Ottawa, December 18, 2018—Canada’s economy is facing headwinds on several fronts. Consumer spending will be restrained by a combination of weaker employment and wage growth, high debt loads, and rising interest rates. Meanwhile, the drop in oil prices and lack of pipeline capacity will continue to constrain investment in Canada’s energy sector. Government spending is also expected to slow due to rising fiscal deficits.

In all, The Conference Board of Canada expects Canada’s GDP to grow by 1.9 per cent in 2019, easing from an expected 2.1 per cent gain this year.

Chart showing Canada's GDP growth until 2020

“Canada’s economy is facing a few challenges heading into 2019. Consumer spending has been driving economic growth over the last several years, but Canadians are tightening their purse strings. Economic growth in 2019 will depend on improved business investment and a better performance from the non-energy trade sector,” said Matthew Stewart, Director, National Forecast, The Conference Board of Canada.


  • The Canadian economy is projected to grow by 1.9 per cent in 2019, easing from a 2.1 per cent pace this year.
  • Energy investment will remain weak due to a subdued outlook for oil prices. Meanwhile, energy exports are forecast to decline as weak investment and the Alberta government’s production cuts take their toll on future production.
  • Outside of the energy sector, business investment is expected to see a modest pickup but will continue to underperform compared to many of our trading partners.

Household spending is slowing due to several factors, including weaker job growth, rising interest rates and cooling home prices. While job growth has picked up in recent months, overall employment growth in 2018 was modest. A factor behind the sluggish employment growth has been rising retirements, as many baby boomers continue to exit the labour market. This has led to labour shortages across many industries in Canada with the unemployment rate hitting a record low of 5.6 per cent in November. Unfortunately, wage growth remains weak. But, given how tight labour markets are, wage growth should begin to pick up in 2019 as firms compete for a limited number of workers.

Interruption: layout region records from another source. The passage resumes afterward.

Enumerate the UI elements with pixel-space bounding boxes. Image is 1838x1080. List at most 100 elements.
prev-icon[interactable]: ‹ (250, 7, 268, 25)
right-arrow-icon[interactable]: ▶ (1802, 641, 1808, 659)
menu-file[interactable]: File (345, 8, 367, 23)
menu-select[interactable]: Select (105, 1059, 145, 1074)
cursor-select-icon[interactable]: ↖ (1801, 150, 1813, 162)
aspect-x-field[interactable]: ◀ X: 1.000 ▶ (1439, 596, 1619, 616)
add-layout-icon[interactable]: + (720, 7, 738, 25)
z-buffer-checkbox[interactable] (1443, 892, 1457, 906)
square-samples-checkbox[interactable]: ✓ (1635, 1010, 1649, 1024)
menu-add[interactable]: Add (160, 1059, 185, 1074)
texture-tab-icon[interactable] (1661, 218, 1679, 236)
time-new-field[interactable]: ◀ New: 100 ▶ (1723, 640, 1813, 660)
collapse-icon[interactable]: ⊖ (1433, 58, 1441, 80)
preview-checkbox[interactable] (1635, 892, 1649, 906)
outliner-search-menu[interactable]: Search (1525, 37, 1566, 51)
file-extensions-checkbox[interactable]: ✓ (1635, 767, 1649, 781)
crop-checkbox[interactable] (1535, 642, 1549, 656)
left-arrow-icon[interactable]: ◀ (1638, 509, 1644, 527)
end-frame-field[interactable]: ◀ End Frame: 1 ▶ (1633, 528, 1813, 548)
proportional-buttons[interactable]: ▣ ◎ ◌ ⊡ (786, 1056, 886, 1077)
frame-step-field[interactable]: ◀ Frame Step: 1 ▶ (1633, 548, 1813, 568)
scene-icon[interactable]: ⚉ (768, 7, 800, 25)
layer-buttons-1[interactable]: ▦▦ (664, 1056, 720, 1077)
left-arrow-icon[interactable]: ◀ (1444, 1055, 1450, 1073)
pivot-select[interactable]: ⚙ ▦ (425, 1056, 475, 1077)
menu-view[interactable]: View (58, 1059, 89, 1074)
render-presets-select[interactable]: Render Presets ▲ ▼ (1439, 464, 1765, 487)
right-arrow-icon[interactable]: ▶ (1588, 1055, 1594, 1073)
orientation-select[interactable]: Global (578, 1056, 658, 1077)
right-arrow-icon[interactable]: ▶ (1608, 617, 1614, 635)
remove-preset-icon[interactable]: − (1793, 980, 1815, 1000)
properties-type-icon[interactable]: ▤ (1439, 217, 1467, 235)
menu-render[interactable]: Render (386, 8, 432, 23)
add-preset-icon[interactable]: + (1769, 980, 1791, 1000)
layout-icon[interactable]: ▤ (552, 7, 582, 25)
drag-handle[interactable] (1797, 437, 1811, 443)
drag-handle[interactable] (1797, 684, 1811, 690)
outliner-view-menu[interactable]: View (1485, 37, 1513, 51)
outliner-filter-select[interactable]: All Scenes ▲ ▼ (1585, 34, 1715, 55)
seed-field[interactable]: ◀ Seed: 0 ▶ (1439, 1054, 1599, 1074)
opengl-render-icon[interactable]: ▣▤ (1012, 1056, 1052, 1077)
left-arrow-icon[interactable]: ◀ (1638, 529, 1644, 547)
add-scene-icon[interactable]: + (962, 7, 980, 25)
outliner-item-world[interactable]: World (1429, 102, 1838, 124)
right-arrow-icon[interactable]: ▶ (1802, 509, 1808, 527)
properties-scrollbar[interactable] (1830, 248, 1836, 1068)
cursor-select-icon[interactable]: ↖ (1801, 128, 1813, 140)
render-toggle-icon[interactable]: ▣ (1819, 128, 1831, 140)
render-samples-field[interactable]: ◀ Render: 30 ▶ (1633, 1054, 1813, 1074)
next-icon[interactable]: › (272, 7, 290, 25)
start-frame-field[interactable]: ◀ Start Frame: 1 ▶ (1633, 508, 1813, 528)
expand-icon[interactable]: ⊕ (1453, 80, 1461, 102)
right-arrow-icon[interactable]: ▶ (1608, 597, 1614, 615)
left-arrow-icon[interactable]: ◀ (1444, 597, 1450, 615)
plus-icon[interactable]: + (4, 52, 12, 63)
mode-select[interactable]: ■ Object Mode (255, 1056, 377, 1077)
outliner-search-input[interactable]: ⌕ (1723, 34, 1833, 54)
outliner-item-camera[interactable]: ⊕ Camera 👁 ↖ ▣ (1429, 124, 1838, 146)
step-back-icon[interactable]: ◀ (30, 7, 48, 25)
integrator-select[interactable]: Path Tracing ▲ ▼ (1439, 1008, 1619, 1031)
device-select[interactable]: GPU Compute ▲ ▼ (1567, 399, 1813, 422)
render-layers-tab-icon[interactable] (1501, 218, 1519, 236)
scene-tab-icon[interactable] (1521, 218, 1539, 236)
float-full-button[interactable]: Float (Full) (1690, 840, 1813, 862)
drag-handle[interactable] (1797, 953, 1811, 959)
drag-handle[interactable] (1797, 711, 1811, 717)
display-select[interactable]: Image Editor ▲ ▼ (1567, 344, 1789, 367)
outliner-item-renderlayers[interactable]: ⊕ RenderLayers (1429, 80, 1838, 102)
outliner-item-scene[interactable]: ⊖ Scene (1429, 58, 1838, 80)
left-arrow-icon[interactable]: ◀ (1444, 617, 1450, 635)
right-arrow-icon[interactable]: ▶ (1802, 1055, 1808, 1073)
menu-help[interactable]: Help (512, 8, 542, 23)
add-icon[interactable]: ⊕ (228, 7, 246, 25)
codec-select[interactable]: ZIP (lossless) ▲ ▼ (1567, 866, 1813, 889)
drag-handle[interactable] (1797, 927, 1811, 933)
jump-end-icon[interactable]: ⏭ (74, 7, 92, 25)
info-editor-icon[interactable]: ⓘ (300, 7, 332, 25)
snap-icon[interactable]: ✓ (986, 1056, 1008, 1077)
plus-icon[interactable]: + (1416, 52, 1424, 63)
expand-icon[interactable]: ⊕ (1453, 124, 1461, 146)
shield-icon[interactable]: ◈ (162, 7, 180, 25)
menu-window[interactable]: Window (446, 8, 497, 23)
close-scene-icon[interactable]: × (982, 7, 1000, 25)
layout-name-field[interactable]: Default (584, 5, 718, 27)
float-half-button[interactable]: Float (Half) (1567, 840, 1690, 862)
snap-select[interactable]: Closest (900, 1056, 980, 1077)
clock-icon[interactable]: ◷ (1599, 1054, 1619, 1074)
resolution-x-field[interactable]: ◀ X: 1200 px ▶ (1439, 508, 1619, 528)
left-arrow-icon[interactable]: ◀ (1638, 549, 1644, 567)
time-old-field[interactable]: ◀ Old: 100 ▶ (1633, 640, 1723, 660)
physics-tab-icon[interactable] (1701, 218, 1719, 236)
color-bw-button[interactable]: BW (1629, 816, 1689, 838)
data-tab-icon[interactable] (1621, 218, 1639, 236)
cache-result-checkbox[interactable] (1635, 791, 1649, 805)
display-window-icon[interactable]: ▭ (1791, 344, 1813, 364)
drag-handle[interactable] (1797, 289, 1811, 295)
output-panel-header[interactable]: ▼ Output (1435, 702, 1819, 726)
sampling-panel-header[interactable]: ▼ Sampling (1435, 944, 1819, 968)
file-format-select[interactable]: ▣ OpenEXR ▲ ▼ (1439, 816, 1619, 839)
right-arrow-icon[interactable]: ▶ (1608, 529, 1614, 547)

In addition to the weaker outlook for consumer spending, the collapse in oil price and pipeline capacity constraints are hitting Canada’s energy sector hard. Investment in the oil and gas industry in Alberta is expected to decline for a second year in a row in 2019—weak oil prices and the uncertainty associated with transportation bottlenecks and the provincial government’s mandated oil production cutbacks are hurting investment intentions. Despite Alberta’s ongoing struggles, overall investment in Canada’s energy sector will increase in 2019, thanks to the LNG Canada project and the Coastal GasLink pipeline, which will generate substantial investment in British Columbia.

On a more positive note, non-energy investment should receive a lift from the signing of the new Canada-U.S.-Mexico agreement (CUSMA) and the new federal measures that allow for accelerated write-off of several types of investments. Assuming that the U.S. Congress passes the trade bill, some of the uncertainty that had restrained investment spending should be alleviated. The CUSMA should also help boost Canada’s export performance. A pickup in non-energy exports is forecast for 2019 but growth will be limited by weak investment and high capacity utilization rates in the manufacturing sector.

The Canadian Outlook is the Conference Board of Canada’s quarterly report, which examines the short-term economic forecast for Canada, including consumer expenditures, housing, government, non-energy business investment and trade.